Following Diana Voutsaras’ death in January 2015, her estate filed a suit against Murphy & Spagnuolo and the retained experts. The estate claimed that the law firm had failed to advise it of a favorable settlement offer and that it had deliberately concealed the fact that the estate’s claims were frivolous in order to increase pre-trial costs. The estate also claimed that the expert witnesses had breached their duties to the estate by failing to properly investigate the facts required to formulate their opinions, failing to understand the applicable standards, and failing to provide a competent professional opinion.

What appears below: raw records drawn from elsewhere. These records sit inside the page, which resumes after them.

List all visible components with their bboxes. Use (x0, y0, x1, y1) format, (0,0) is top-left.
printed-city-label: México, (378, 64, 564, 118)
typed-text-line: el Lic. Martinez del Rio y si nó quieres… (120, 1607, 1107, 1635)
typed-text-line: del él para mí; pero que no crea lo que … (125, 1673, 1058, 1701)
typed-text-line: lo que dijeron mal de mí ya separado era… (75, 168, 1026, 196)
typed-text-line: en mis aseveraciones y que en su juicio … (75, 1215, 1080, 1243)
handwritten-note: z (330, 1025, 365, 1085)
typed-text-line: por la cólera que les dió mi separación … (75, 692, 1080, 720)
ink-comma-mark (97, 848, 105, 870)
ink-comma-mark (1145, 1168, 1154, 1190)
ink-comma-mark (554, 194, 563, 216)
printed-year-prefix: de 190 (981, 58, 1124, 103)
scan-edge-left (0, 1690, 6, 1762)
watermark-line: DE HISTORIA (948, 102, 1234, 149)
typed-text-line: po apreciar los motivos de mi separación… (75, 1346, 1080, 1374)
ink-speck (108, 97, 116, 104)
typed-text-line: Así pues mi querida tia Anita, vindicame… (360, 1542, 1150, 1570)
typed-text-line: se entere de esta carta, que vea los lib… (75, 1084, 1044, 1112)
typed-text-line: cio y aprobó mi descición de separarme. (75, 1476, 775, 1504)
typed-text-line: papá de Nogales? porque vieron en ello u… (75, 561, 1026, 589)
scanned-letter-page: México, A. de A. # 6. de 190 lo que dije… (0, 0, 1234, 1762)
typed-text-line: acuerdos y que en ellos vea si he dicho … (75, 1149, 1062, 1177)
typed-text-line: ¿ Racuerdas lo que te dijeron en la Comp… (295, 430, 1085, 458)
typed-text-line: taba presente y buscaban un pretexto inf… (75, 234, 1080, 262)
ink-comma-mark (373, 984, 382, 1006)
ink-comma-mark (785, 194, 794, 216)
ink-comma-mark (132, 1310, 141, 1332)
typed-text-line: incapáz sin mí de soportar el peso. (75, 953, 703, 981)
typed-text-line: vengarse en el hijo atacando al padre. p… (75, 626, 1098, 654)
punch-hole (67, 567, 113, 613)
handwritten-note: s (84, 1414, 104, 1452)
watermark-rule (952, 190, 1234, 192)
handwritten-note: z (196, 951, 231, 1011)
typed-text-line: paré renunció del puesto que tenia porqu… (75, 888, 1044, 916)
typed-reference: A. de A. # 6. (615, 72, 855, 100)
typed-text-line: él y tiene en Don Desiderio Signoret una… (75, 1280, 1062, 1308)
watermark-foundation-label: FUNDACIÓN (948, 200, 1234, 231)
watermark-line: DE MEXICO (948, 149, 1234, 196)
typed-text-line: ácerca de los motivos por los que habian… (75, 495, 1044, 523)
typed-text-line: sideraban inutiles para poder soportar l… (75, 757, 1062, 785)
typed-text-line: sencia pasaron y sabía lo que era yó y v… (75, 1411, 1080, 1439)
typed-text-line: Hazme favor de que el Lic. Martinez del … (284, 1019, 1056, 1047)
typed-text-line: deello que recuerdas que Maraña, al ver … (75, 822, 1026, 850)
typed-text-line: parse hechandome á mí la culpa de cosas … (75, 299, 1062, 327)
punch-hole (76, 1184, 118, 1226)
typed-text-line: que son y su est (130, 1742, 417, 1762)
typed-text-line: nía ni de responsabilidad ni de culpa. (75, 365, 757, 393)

The law firm settled with the estate and the expert witnesses filed a motion for summary judgment arguing that they were protected by witness immunity. The district court granted summary judgment to the expert witnesses, using a broad interpretation of the witness immunity standards. The estate appealed.
Court of Appeals
On appeal, the estate argued that the expert witnesses owed to it a legal duty and that they breached that duty. The expert witnesses claimed that the trial court was correct in its determination that all witnesses enjoy total immunity for any relevant testimony provided during judicial proceedings. The trial court and the expert witnesses relied on the 1999 Michigan Supreme Court case, Maiden v. Rozwood.
The Michigan Court of Appeals panel ruled that Maiden was only partially applicable to this case. The court agreed that the witness immunity doctrine protects any witness based on the substance of their testimony or evidence. However, the panel ruled that witness immunity did not necessarily protect a witness from giving professionally incompetent testimony.
It wrote, “To the extent plaintiff’s claims rest of the Mogill defendants having provided damaging testimony or evidence intended for consideration by the trial court, the Mogill defendants are clearly protected by the doctrine of witness immunity. However, we find nothing in Maiden, or any other Michigan case law, suggesting that any other claim of professional malpractice by a client is precluded merely because the professional was expected to provide expert testimony.”
The panel concluded, “We hold only that the Mogill defendants are not absolutely immunized from professional malpractice claims where they already owed a duty of professional care, merely because part of their retention included the provision of expert testimony.”